I connect to the database using Windows Authentication, using the same account which wrote the file. The file, and the folder in which it resides, grant read and modify rights both to my user account and the database server's domain service account. That service account apparently has constrained delegation permitted, which is mentioned on MSDN. Still no good. If I connect using a SQL Server account then bulk insertion succeeds, but we are trying to stick exclusively to Windows Authentication.
Does anybody have a handle on what needs to be done to make this work? How exactly does SQL Server go about accessing data on network shares, hopping between its service account and that of the connected user? I know that I can bulk insert in a similar situation in our current infrastructure, but it is so crufty with age that it would be hard to track down what has been done to enable this in the past.
Recently we had this issue for a number of our Devs. I've come up with a number of ways to allow testing of bulk inserts.
Our preference was to use a SQL service account. We set the SQL server and SQL agent to run as a service account and then allowed the devs to trigger agent jobs. The service account was granted permission to the UNC shares and this all functioned correctly. Note that the service account will always been fine running these agent jobs (assuming UNC permissions are set). It's the Devs trying to test that will come across these issues.
Another method is to create a share on the SQL server itself and point the bulk insert path at the local directory. These errors seem to only occur when accessing UNC paths. Regardless of whether the UNC path has the correct permissions to allow you access. For example we create C:\test\ as a folder on the SQL server itself and permission it to allow a dev to drop test files there. These are then called via the bulk insert command.
A command may need to be run against master to allow a SQL login group permission to bulk insert. This is as below.
GRANT ADMINISTER BULK OPERATIONS TO "domain\usergroup"
Adam Saxton's blog (about Kerberos and bulk inserts from a share) should be read: http://blogs.msdn.com/b/psssql/archive/2012/09/07/bulk-insert-and-kerberos.aspx. Adam offers two approaches:
Enable constrained delegation for the machine (as opposed to the sqlservr.exe startup) account, or use a SQL Server login.
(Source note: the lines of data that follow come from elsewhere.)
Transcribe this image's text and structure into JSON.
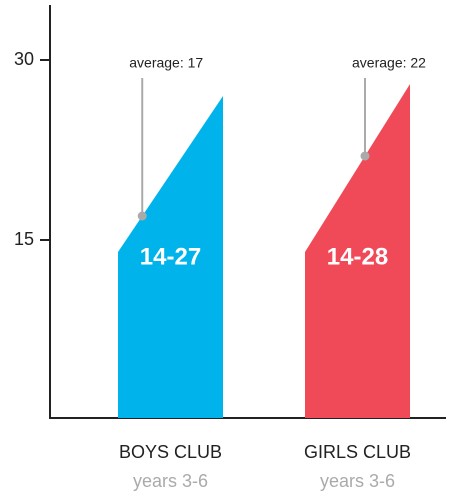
{
  "chart_data": {
    "type": "range",
    "categories": [
      "BOYS CLUB",
      "GIRLS CLUB"
    ],
    "subtitles": [
      "years 3-6",
      "years 3-6"
    ],
    "low": [
      14,
      14
    ],
    "high": [
      27,
      28
    ],
    "range_labels": [
      "14-27",
      "14-28"
    ],
    "average": [
      17,
      22
    ],
    "average_labels": [
      "average: 17",
      "average: 22"
    ],
    "colors": [
      "#00b4eb",
      "#f04a58"
    ],
    "ylim": [
      0,
      35
    ],
    "yticks": [
      15,
      30
    ]
  }
}
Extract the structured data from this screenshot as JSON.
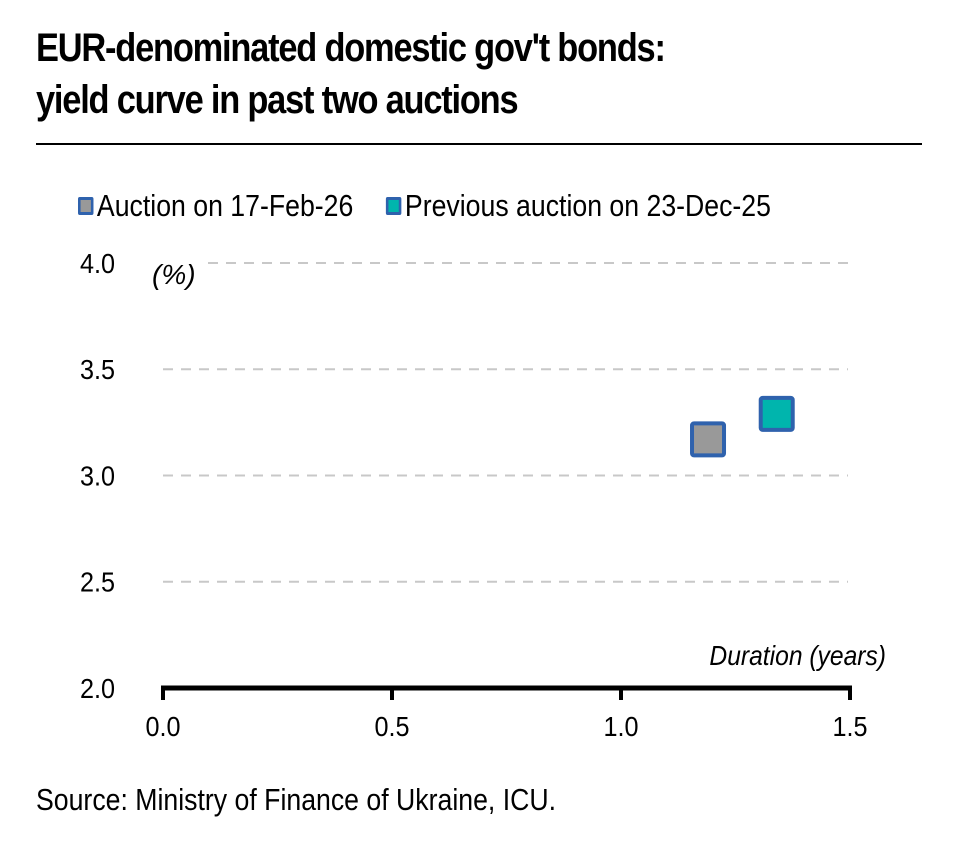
{
  "chart_data": {
    "type": "scatter",
    "title": "EUR-denominated domestic gov't bonds: yield curve in past two auctions",
    "title_lines": [
      "EUR-denominated domestic gov't bonds:",
      "yield curve in past two auctions"
    ],
    "xlabel": "Duration (years)",
    "ylabel": "(%)",
    "xlim": [
      0.0,
      1.5
    ],
    "ylim": [
      2.0,
      4.0
    ],
    "x_ticks": [
      0.0,
      0.5,
      1.0,
      1.5
    ],
    "x_tick_labels": [
      "0.0",
      "0.5",
      "1.0",
      "1.5"
    ],
    "y_ticks": [
      2.0,
      2.5,
      3.0,
      3.5,
      4.0
    ],
    "y_tick_labels": [
      "2.0",
      "2.5",
      "3.0",
      "3.5",
      "4.0"
    ],
    "grid": "horizontal dashed",
    "legend_position": "top-left",
    "series": [
      {
        "name": "Auction on 17-Feb-26",
        "color": "#999999",
        "edge_color": "#2f62ad",
        "marker": "square",
        "points": [
          {
            "x": 1.19,
            "y": 3.17
          }
        ]
      },
      {
        "name": "Previous auction on 23-Dec-25",
        "color": "#00b5ad",
        "edge_color": "#2f62ad",
        "marker": "square",
        "points": [
          {
            "x": 1.34,
            "y": 3.29
          }
        ]
      }
    ],
    "source": "Source: Ministry of Finance of Ukraine, ICU."
  }
}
Adam mentions two other approaches (which he does not recommend).
An aside, the latter half of the OP's message "(failed to retrieve text for this error. Reason: 15105)" may be related to a SQL Server startup account lacking rights documented within SQL Server's "Configure Windows Service Accounts and Permissions" topic, such as SeAssignPrimaryTokenPrivilege.
Did you ever resolve this issue? I recently had a similar problem and discovered that the best way to resolve it was to use a SQL login.
Initially, having read the notes here I thought if I just granted read permissions to the Windows account with which I was connecting to the SQL Server that would be okay, but even when I granted read access to Everyone, I still couldn't read in the file.
I believe the reason is something to do with SQL Server impersonating the windows user and attempting to access the UNC share, which is delegation and which is not allowed unless explicitly enabled. There are some notes here which may help. This is the constrained delegation of which you speak and I couldn't get it to work either!
Bottom Line: I just used a SQL Login and made sure the SQL Server Process account had read permissions on the share (by granting read to Everyone in my case) and it worked.
In order to bulk insert with AD users, the SQL service it self has to be running as a domain user and has to have the AD permission to be able to delegate authentication. Same if you wanted to run linked servers with ad users. Here is the link for AD and linked servers, but the permission are the same.
Linked Servers and Active Directory
The server must have an SPN registered by the domain administrator.
The account under which SQL Server is running must be trusted for delegation.
The server must be using TCP/IP or named pipes network connectivity.